Sunday, October 20, 2013

The Shikaris


From the book 'East Of The Sun And West Of The Moon' (1926) by Theodore and Kermit Roosevelt, story of Shikari duo from Kashmir who travelled far and wide for the kills.




Rahim Lone and Khalil Lone of Bandipore. After returning from expedition
 to the Pamirs, East Turkestan and other remote central Asian destinations.

"Ted and I hired six arabas, and shortly after mid- night on the 14th of July we piled ourselves and our belongings in them and set out with all the speed feasible for Aksu. We loaded the carts lightly, and hoped to make long marches. Besides Rahima Loon and Khalil, we took with us the second cook, Rooslia with Loosa and Sultana. Sultana had received sad news at Yarkand. In a letter to Rahima from Bandi- par he heard of the death of one of his children, a boy of fourteen. The ravages of cholera had been frightful-more than 700 of the villagers had died. Our Kashmiris reminded me of the crew on a New Bedford whaler in the old days, when almost every member was related by marriage or blood. This of course made it sadder still for the Kashmiris, as each one had a relative or close friend to mourn. We had become much attached to our followers. Aimed Shah, who was to take charge of Cherrie's caravan, had proved himself most efficient on the trail across the passes. Feroze was an excellent little fellow; he had a keen sense of humor, and was a merry companion."

 
"Our Kashmiris were a patriarchal group, well led by Rahima Loon. To his many other qualities, he superadded that of diplomacy. A born diplomat, he managed to be ever smoothing our way, and yet getting us along with amazing speed, for which he fully realized the necessity. He watched over the finances with an eagle eye, and time and again saved us many rupees. Not only did he cut down the larger expenditures, but he also kept well under control the small daily sums that have such a tendency to mount."

                           Rahim Lone at Ayalik, Turkestan

Jemal Shah, the cook. In Ladakh.


At Tian Shan



"It would have both interested and amused Father [The American President ] to find our native American name bestowed upon the wapiti's Asiatic cousin. Our Kashmiri shikaries, getting the name from British sportsmen, referred to the big deer as wapiti. The general native name was boogha, a slight variation, if any, of the name for Yarkand stag. Our Kashmiris called ibex "ibuckus,'' and it was as that we usually referred to them. Their native name in the Tian Shan is "tikka." Siberian roe is known as "illik," and when Rahima first talked of it we believed that he was Kashmirizing elk and was speaking about the wapiti."


The next adventure of Roosevelt brothers had another duo of Kashmiti hunters, this time out hunting a Beishung  in Ningyan,  China.

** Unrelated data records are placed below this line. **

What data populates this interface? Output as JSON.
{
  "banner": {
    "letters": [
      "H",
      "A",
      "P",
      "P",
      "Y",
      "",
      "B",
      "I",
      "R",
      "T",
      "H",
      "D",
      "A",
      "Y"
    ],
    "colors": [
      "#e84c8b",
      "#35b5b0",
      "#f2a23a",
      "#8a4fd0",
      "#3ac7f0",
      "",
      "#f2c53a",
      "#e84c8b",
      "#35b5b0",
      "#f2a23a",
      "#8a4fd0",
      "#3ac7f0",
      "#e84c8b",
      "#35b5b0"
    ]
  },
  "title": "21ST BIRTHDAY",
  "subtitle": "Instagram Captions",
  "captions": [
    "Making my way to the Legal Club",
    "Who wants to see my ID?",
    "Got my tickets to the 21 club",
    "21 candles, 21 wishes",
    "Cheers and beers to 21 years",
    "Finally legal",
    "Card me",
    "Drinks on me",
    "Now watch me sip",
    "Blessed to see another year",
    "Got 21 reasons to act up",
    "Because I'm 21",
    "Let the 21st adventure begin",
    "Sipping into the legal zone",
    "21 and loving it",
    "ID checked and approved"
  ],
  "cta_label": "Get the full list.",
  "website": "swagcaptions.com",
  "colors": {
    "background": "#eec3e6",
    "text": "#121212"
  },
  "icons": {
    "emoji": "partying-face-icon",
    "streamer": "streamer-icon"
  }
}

This was the first time any white man had seen a Giant Panda, or shot it.





Photograph from 'The search for the Giant Panda' by Kermit Roosevelt (Natural History, Vol. 30, 1930). The Kashmiri crew included Shikaris Mokhta Lone and Ghaffar Sheikh.

"The beishung does not hibernate. We found fresh signs in regions where the brown and black bears were hibernating, and the one we shot was living in a locality where the black bears had not yet awaked from their winter's nap. We came upon his tracks one morning in the newly fallen snow. They were partly obliterated, for four or five hours had passed since he went by. Three hours' trailing through dense jungle brought us to the spot which he had selected for his siesta. We caught sight of him emerging from the hollow bole of a giant fir tree, and fired simultaneously.

The giant panda, from all we could learn, is not a savage animal. After the shooting, our Kashmir shikarries remarked that he was a sahib, a gentleman, for when hit he had remained silent, and had not called out as does a bear."